Lab 07-02 — Profile the Fused MoE Kernel [GPU-OPT]
You've built the MoE forward (lab-01), the tiling that makes its GEMMs fast (lab-03),
and the balance diagnostics (lab-04). This lab closes the loop with the instrument that
tells you which of those matters on your model, on your hardware, right now: the
profiler. You'll capture a few decode steps of a real MoE model under
torch.profiler and read the kernel-level time breakdown — discovering that the
grouped expert GEMM eats ~40% of the step, the router costs one percent, and the
permute machinery is visible but minor. That breakdown is the empirical ground truth
that every MoE optimization argument has to answer to.

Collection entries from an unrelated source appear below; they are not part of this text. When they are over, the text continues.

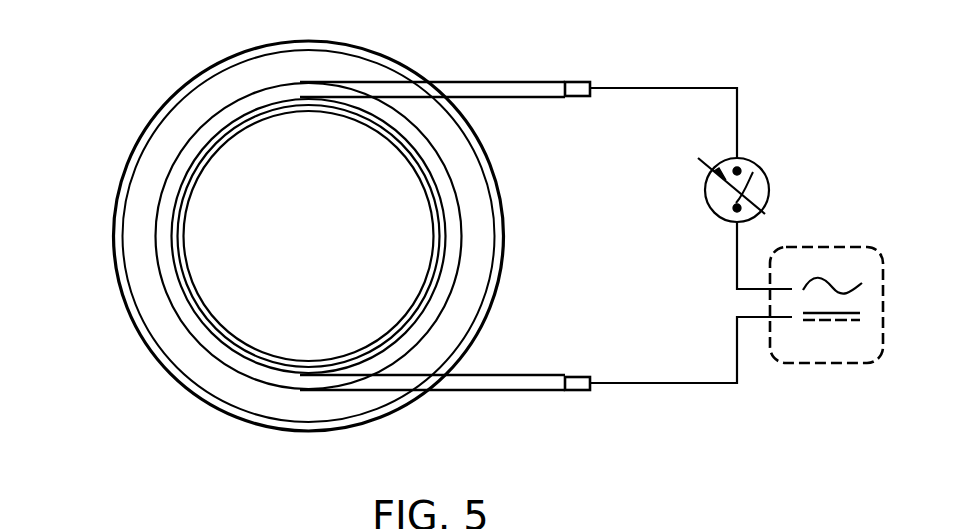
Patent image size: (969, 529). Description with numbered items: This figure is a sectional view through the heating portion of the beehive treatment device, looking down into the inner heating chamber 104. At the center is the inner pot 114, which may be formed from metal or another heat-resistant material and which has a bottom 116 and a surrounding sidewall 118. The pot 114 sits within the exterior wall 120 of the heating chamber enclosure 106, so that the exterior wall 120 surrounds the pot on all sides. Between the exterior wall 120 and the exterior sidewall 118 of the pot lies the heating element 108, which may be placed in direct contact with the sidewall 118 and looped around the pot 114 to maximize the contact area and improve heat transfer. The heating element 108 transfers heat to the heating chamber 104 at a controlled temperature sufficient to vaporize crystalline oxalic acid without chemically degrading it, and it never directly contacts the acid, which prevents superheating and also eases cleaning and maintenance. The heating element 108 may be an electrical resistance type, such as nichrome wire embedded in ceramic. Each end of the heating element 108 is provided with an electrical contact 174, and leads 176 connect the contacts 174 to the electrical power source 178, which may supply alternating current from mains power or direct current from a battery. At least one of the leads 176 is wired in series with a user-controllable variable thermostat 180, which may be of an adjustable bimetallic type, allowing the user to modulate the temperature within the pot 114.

The heating chamber 104 is at (485, 302).
The heating chamber enclosure 106 is at (163, 60).
The heating element 108 is at (190, 140).
The inner pot 114 is at (480, 176).
The bottom 116 is at (332, 248).
The sidewall 118 is at (405, 316).
The exterior wall 120 is at (132, 327).
The electrical contact 174 is at (578, 80).
The leads 176 is at (685, 88).
The electrical power source 178 is at (853, 247).
The variable thermostat 180 is at (755, 162).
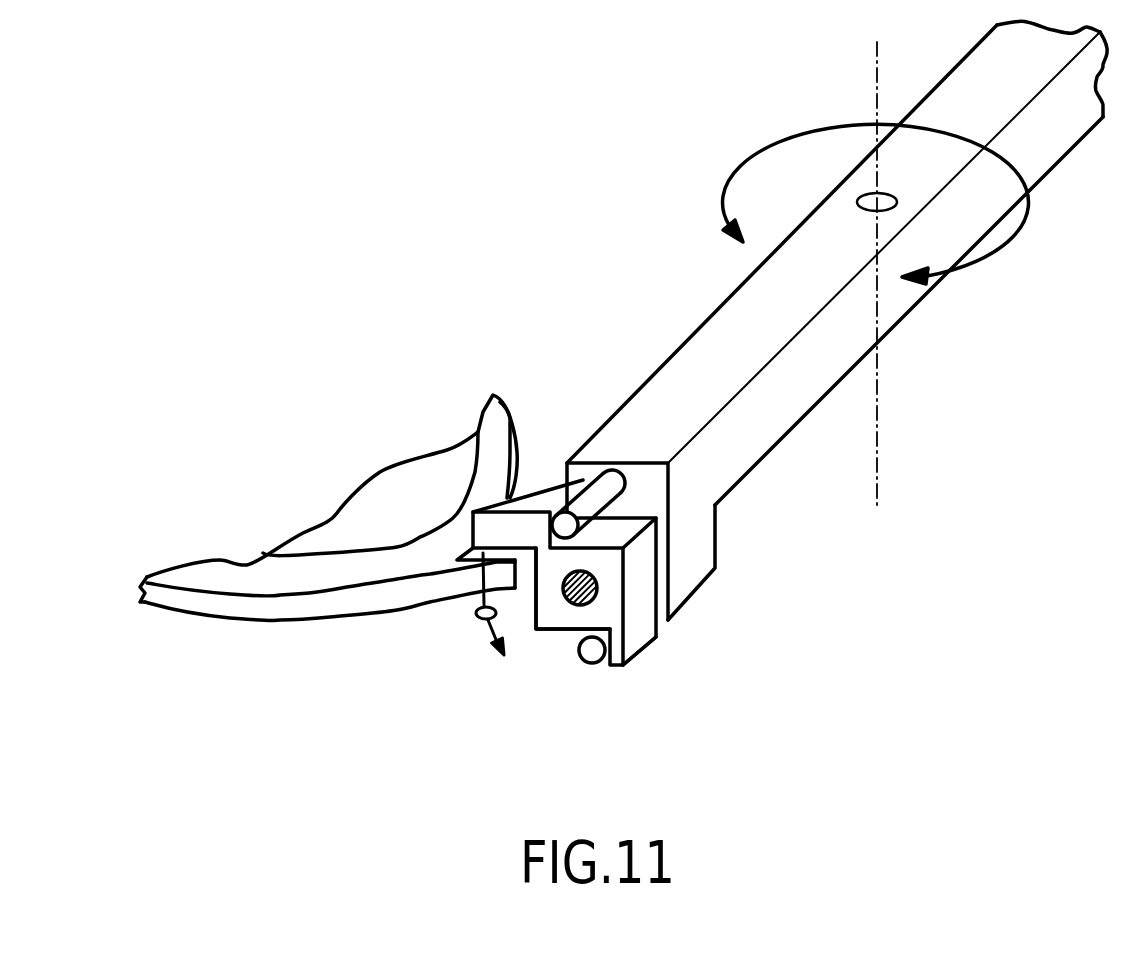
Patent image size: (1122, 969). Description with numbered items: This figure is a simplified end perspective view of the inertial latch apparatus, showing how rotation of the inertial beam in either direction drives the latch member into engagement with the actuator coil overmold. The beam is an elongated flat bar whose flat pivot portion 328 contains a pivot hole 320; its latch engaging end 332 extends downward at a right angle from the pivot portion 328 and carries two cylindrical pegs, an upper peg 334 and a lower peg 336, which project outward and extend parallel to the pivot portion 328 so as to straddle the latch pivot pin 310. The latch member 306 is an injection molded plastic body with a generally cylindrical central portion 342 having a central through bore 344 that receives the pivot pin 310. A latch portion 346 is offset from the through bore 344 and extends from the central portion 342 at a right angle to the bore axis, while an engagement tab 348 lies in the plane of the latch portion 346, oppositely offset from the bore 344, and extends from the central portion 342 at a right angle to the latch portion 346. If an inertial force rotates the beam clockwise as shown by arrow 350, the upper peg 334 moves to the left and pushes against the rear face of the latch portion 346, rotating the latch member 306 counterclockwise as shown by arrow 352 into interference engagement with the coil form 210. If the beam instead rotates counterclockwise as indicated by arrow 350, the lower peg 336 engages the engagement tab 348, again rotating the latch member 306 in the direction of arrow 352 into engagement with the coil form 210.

The coil form 210 is at (332, 603).
The latch member 306 is at (645, 648).
The latch pivot pin 310 is at (538, 612).
The pivot hole 320 is at (883, 200).
The flat pivot portion 328 is at (887, 310).
The latch engaging end 332 is at (702, 538).
The upper peg 334 is at (600, 495).
The lower peg 336 is at (592, 663).
The central portion 342 is at (637, 587).
The through bore 344 is at (536, 627).
The latch portion 346 is at (536, 500).
The engagement tab 348 is at (630, 660).
The arrow 350 is at (783, 136).
The arrow 352 is at (482, 612).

No GPU? Don't panic. The captured profile below is annotated line by line against labs 01/03/04 — the reading skill transfers intact.
Contents
- Why this lab exists
- Requirements
- Steps
- Captured output (real run, small MoE, L4, vLLM 0.22.1, trimmed)
- Reading the profile
- Hitchhiker's notes
- Reflect
- References
Why this lab exists
Profiling is the difference between optimizing and gesturing. Every phase so far has handed you models of where time goes (roofline, launch counts, traffic formulas, imbalance factors); the profiler is how you check a model against a machine — and the discipline of "predict the breakdown, then look" is what makes profiles informative instead of just colorful. Before running this lab, write down your guesses: what share for the experts? for attention? for the router? The gaps between your guesses and the table below are precisely your remaining misconceptions about MoE — that's the lab.

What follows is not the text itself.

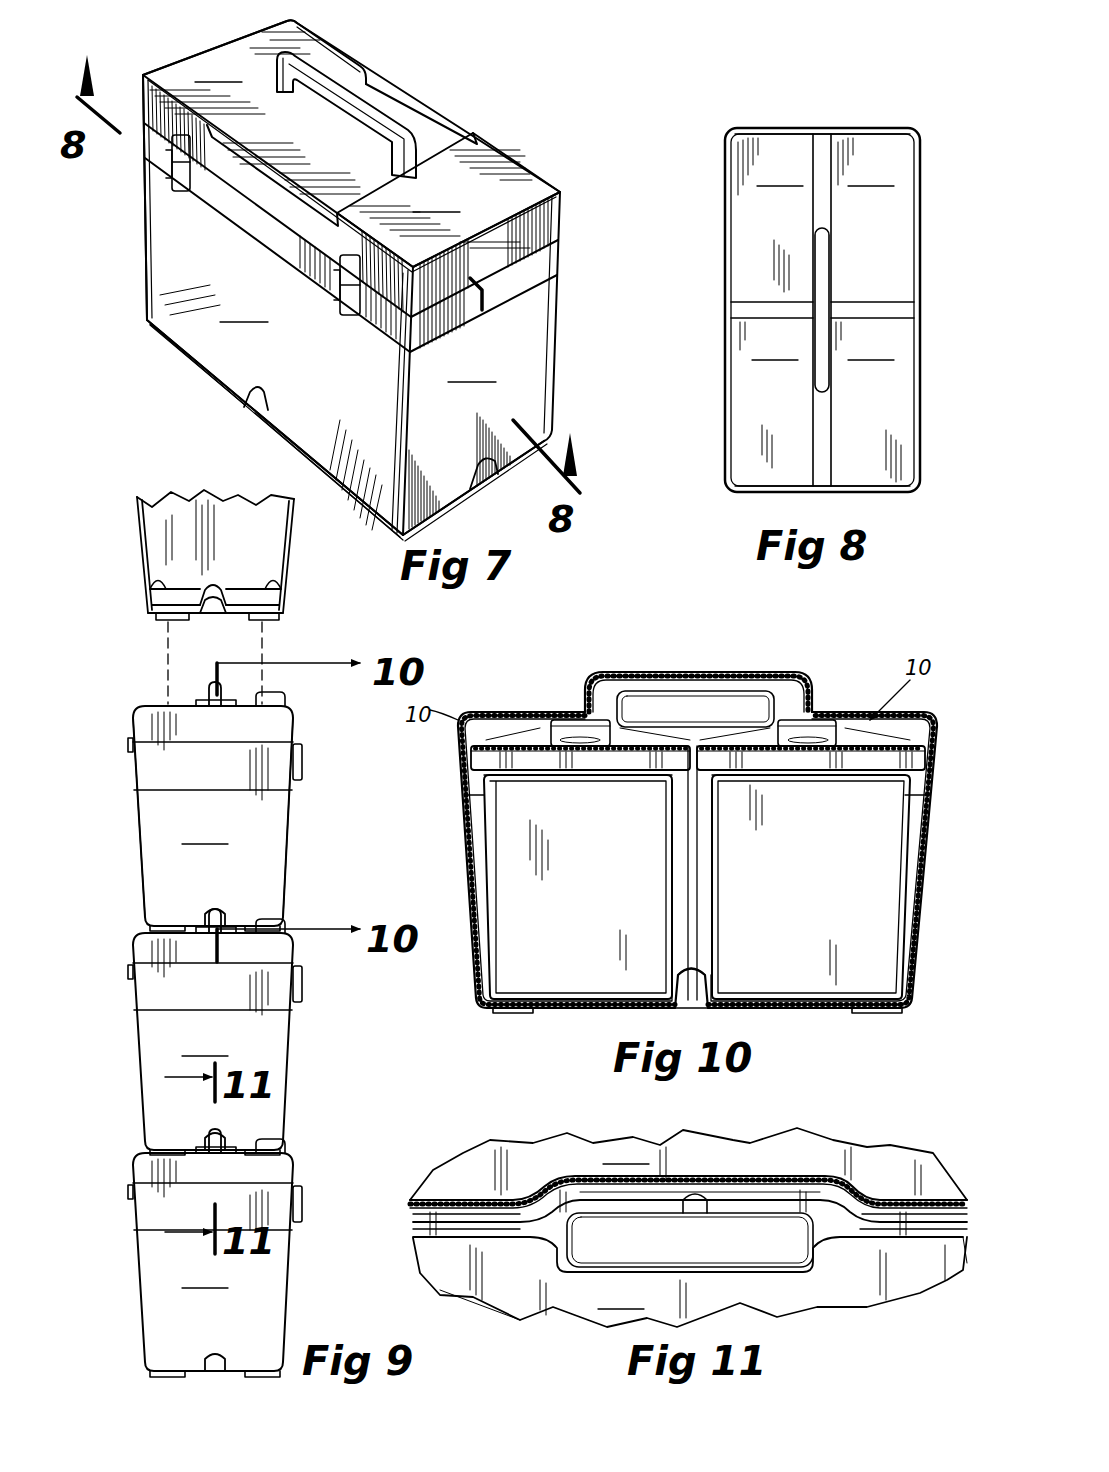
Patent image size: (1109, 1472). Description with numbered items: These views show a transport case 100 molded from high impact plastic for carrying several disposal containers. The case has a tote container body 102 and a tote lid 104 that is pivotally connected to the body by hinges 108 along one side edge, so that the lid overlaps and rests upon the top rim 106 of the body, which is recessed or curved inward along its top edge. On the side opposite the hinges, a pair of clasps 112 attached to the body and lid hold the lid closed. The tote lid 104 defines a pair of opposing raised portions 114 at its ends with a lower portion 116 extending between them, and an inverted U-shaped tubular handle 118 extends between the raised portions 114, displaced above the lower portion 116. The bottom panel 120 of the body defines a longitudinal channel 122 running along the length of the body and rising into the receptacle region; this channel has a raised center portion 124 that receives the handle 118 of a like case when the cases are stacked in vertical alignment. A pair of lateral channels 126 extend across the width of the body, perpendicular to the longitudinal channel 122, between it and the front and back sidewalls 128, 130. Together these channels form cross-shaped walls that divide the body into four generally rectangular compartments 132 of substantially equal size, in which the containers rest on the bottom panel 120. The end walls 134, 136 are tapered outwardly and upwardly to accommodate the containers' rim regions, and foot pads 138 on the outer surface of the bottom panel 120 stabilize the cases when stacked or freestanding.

The kernel-table-reading skill is also the universal entry point to Phase 18 (where
profiling becomes systematic, with nsys/ncu and timeline views). A key_averages()

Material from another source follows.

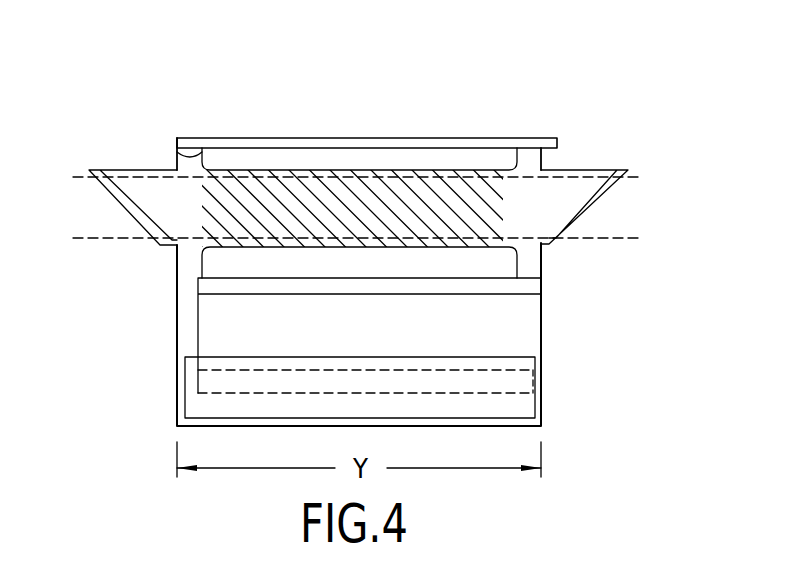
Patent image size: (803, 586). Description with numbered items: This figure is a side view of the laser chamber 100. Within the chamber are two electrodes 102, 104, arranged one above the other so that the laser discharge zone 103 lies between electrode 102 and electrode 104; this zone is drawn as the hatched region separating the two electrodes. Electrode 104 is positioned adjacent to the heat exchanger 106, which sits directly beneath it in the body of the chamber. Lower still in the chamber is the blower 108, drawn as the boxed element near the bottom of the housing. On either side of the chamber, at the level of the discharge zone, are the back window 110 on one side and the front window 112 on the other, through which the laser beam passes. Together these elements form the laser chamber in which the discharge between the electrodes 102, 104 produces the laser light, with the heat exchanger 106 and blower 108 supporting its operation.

table sorted by CUDA time is the 80/20 of GPU performance work: ten seconds of looking
tells you which subsystem owns the milliseconds, which is the only question that decides
where engineering effort goes.
Requirements
uv pip install -e ".[vllm]"
# a small MoE checkpoint, e.g. Qwen1.5-MoE-A2.7B or any 0.5–3B-activated MoE on the Hub
Steps
import torch
from vllm import LLM, SamplingParams
llm = LLM(model="<a small MoE model>", gpu_memory_utilization=0.6, max_model_len=1024)
llm.generate(["warmup"] * 4, SamplingParams(max_tokens=8)) # warm up: capture, caches, autotune
with torch.profiler.profile(activities=[torch.profiler.ProfilerActivity.CUDA]) as prof:
llm.generate(["Explain MoE in one line:"] * 8,
SamplingParams(max_tokens=32, temperature=0))
print(prof.key_averages().table(sort_by="cuda_time_total", row_limit=15))
Warm up first — profiling a cold engine records CUDA-graph capture, compilation, and autotuning, drowning the steady state you actually care about (the mistake that invalidates more first profiles than any other). Then find: the fused MoE / grouped-GEMM kernels, the align/permute ops, attention, and the router's gate matmul. Compute each one's share.
Captured output (real run, small MoE, L4, vLLM 0.22.1, trimmed)
Name CUDA time %
fused_moe_kernel (grouped expert GEMM) 41.2% <- the experts dominate
moe_align_block_size / permute 6.8% <- the sort/permute (your argsort)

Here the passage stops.